Don Hertzfeldt is a one-of-a-kind animator. He primarily draws stick figures in sparse, simplistic settings, but he imbues them with depth and immediacy through compellingly drab narration; I first realized this when I watched “World of Tomorrow” and a character droned in a flat, robotic candor, “I am very proud of my sadness, because it means I am more alive.” I was immediately moved to tears.

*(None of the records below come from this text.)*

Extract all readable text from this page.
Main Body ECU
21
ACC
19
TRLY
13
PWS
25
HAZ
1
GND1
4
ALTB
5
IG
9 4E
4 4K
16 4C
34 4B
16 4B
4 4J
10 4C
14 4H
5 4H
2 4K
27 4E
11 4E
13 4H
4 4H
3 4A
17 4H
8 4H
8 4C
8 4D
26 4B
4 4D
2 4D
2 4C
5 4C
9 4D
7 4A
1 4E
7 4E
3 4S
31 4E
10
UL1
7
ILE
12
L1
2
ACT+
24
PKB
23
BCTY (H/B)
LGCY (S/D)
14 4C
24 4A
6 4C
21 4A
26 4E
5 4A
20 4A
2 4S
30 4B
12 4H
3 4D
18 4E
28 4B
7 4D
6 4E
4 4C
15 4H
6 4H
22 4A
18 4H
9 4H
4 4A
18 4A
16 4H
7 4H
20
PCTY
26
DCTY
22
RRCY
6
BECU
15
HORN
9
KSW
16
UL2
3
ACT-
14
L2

“World of Tomorrow” is a brief 17 minutes, but it overflows with humor, melancholy, horror and beauty. A young girl named Emily is visited by a clone of herself from 227 years in the future; the clone refers to her, the original, as Emily Prime. Emily takes Emily Prime on a journey through her neural network to revisit moments from Emily’s past; she eventually reveals that in 60 days, a meteoroid will connect with the earth’s surface and destroy it. She takes a memory from Emily Prime, in which she and her mother are walking together, and says it will bring her much comfort in the face of the impending doom.

Before she leaves, Emily tells Emily Prime this: “Do not lose time on daily trivialities. Do not dwell on petty detail. For all of these things melt away and drift apart within the obscure traffic of time. Live well and live broadly. You are alive and living now. Now is the envy of all of the dead.”

I can’t think of a better paragraph to leave you with.